Navigating the ebbs and flows of the lending landscape

For the larger lenders, all looks positive. At Legal & General Mortgage Club, we’ve seen the share of lending from the ‘top six’ lenders climb from 62% at the beginning of 2021 to 71.6% at the end of April 2022.

This jump was largely fuelled by the ability of these lenders to harness retail deposits, which ultimately is positive as it results in more competition and better deals for customers.

However, while better deals are good news on one hand, these increased lending volumes have been causing service issues for both advisers and borrowers. This has often resulted in frequent rate changes and product withdrawals, meaning that service capacity is struggling to keep up with funding capacity. More focus required here, please.

True specialist lenders have also remained buoyant, with many on our lending panel growing by over 25% so far this year, as they provide solutions for those who may fall short of the affordability criteria to access high street rates.

For many consumers, recent events have heightened their financial complexity and specialist lenders, as well as advisers, have since capitalised on this area.

For others, the landscape looks less favourable. For those lenders relying on securitisation markets to guarantee their capital, volatility has caused headaches, with some days seeing swings of 0.15% on swap rates.

For these lenders, keeping an eye on funding costs is tricky and satisfying funders is no easy feat, let alone having a smaller pond to fish in as the larger lenders take greater share. As such, some lenders have prioritised margins over volume, and offered a limited product range, waiting for more stable times to return.

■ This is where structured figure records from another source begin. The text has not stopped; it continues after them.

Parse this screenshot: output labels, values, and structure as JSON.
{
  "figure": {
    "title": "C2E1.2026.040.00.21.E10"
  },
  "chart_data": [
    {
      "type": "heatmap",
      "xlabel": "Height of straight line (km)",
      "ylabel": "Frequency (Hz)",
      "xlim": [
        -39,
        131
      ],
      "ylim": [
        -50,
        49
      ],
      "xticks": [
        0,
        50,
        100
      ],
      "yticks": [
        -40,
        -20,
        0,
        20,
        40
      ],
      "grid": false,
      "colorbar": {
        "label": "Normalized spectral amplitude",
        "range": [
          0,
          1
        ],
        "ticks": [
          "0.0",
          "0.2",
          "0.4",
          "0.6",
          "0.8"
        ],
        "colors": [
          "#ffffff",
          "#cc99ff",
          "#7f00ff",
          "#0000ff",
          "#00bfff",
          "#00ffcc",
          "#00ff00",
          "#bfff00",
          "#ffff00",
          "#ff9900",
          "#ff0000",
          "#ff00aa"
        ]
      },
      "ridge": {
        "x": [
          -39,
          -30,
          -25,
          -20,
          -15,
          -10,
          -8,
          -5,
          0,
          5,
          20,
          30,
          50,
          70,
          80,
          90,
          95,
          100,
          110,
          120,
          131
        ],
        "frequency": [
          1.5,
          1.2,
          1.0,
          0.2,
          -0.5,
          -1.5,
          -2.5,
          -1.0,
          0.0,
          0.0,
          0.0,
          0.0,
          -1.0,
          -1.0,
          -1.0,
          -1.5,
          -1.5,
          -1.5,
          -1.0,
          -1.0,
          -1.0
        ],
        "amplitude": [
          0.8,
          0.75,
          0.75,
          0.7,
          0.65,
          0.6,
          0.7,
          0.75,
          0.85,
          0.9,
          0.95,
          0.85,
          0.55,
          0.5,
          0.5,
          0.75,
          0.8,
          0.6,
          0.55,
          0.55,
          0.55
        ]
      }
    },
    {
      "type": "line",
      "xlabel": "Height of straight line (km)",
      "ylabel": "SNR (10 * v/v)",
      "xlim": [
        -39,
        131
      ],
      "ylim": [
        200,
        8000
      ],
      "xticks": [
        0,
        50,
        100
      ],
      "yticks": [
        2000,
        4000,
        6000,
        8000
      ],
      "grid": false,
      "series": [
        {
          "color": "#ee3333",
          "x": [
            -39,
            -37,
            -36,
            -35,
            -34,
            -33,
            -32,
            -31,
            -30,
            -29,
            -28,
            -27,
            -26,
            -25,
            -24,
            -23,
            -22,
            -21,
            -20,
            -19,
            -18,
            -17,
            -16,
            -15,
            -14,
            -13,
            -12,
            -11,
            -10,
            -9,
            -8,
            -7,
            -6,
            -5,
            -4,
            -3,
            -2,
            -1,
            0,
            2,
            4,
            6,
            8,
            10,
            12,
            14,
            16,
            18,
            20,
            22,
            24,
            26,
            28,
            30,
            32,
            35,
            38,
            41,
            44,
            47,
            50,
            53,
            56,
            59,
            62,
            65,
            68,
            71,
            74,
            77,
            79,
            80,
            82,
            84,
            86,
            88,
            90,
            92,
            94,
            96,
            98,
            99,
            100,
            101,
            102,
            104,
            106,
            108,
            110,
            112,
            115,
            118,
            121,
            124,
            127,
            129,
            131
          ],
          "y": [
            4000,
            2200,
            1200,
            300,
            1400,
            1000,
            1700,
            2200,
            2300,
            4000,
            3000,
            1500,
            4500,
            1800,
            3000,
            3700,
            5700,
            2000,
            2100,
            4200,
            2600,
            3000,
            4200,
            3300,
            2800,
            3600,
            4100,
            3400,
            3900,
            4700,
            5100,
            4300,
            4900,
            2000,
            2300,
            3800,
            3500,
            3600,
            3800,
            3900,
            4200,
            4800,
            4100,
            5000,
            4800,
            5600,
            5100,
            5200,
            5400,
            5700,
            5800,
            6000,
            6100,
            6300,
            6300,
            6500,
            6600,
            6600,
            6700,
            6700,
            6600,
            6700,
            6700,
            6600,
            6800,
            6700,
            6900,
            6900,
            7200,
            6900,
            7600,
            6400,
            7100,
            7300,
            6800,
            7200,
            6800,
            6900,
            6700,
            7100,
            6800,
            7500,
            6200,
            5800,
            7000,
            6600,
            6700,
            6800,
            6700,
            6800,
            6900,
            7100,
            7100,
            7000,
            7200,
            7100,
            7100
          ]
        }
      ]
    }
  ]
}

For a few, these challenges have exposed certain weaknesses, having been forced to make last-minute revisions to offers near completion or reassess their rates and arrangement fees at short notice. When the tide goes out it becomes clear who’s struggling to keep up and this is not a situation that helps anyone in our market.

Navigating these rate changes and last-ditch product withdrawals have placed significant pressure on the advice brokers give to their customers. Advisers not only have to keep up with all of the current changes but are tasked with providing advice in a market that is constantly evolving, which is naturally frustrating, and, at times, extremely challenging. A big thank you to all advisers out there battling for your customers.

A varied and stable lending market benefits us all

Ultimately, it is in all our interests to have an extensive range of lenders that cater to the varying needs of all customers.

For this to remain a reality, we need to be confident that the lenders across our panel will provide a great home for the customers advisers are bringing through the door. To this end, we’ve been upgrading our own due diligence processes for lenders and we’re actively engaging in conversations with all lenders to understand their position at the moment.

Having a broad and varied range of healthy lenders is vitally important for our market and the consumers we serve and having the confidence to recommend them to customers is perhaps even more important. This is essential as living costs rise and borrowers’ financial situations become increasingly complex. These borrowers need more choice and variety to ensure they can find a solution that matches their revised circumstances.

We are seeing signs that the financial markets are beginning to settle and let’s hope that stability brings more lenders back to competitive positions.

For advisers, ensuring that you’re taking advantage of the right technology and research tools to identify appropriate lenders is crucial. These tools can help match those more complex cases and ensure that borrowers with a wide range of needs are able to secure a place on the property ladder. Additionally, the business case for adopting technology is hard to dispute, as tech both reduces the administrative burden and allows you to focus on what you do best – sharing valuable advice with your customers.

We all have a part to play in ensuring a competitive mortgage market, and it is imperative that we work together – lenders and brokers – to handle case volumes and deliver for customers.